VW AG, the second largest automaker in the world, heavily reliant on the Chinese auto market, the biggest on the planet, was hit once more by the main state-owned television network in a second program that covered company wrongdoings.
The government-controlled television targeted with a second expose the automaker this week, claiming this time that the carmaker decided to neglect dangerous engine leaks found in its Chinese autos. Foreign companies such as Volkswagen, which currently dominates the auto sector of the auto market, can be easily hit by the programs, which influence a big part of the population and can bring a massive sales disruption for the company.

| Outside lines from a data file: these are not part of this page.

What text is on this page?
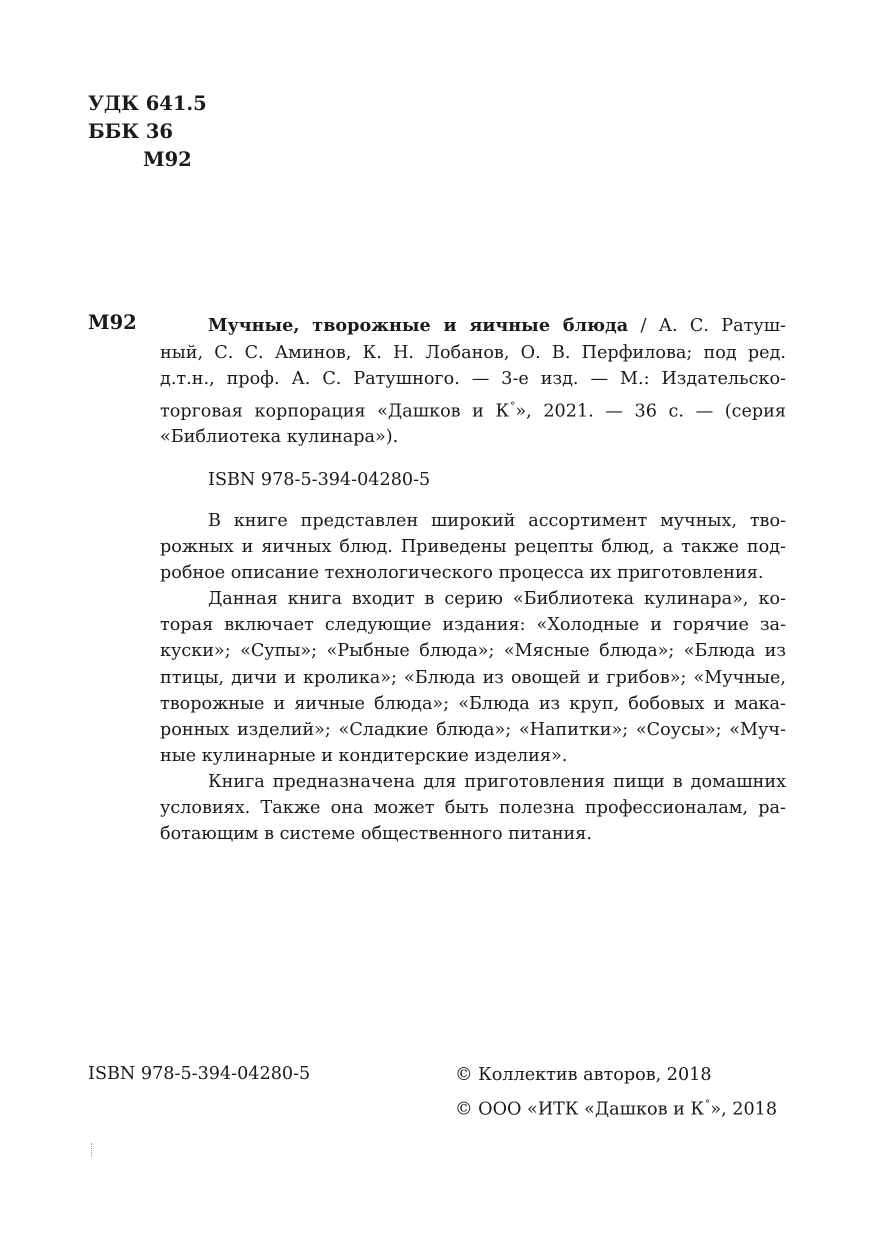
УДК 641.5
ББК 36
М92
М92	Мучные, творожные и яичные блюда / А. С. Ратуш-
ный, С. С. Аминов, К. Н. Лобанов, О. В. Перфилова; под ред.
д.т.н., проф. А. С. Ратушного. — 3-е изд. — М.: Издательско-
торговая корпорация «Дашков и К°», 2021. — 36 с. — (серия
«Библиотека кулинара»).
ISBN 978-5-394-04280-5
В книге представлен широкий ассортимент мучных, тво-
рожных и яичных блюд. Приведены рецепты блюд, а также под-
робное описание технологического процесса их приготовления.
Данная книга входит в серию «Библиотека кулинара», ко-
торая включает следующие издания: «Холодные и горячие за-
куски»; «Супы»; «Рыбные блюда»; «Мясные блюда»; «Блюда из
птицы, дичи и кролика»; «Блюда из овощей и грибов»; «Мучные,
творожные и яичные блюда»; «Блюда из круп, бобовых и мака-
ронных изделий»; «Сладкие блюда»; «Напитки»; «Соусы»; «Муч-
ные кулинарные и кондитерские изделия».
Книга предназначена для приготовления пищи в домашних
условиях. Также она может быть полезна профессионалам, ра-
ботающим в системе общественного питания.
ISBN 978-5-394-04280-5	© Коллектив авторов, 2018
© ООО «ИТК «Дашков и К°», 2018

The China Central Television (CCTV) program that aired yesterday claimed that the German carmaker, its customer service and dealerships overlooked customer complaints of oil leaks that allowed the liquid to gather in the engine’s tray, with third-party experts deeming the defect as a serious fire hazard.
The company immediately responded to the allegations saying it will always take such reports very seriously and a probe on the matter had already been launched internally. According to James Feldkamp, CEO of Shanghai-based consumer watchdog MingJian, the report could be valid. The automaker has already brought back to services in safety campaigns around the world 93,000 units of 2014 and 2015 models and another 38,000 in the US, including from the Audi and Porsche luxury brands for fuel leak faults. The CCTV said the complaints were found in Shanghai, Beijing and at least eight of China’s provinces.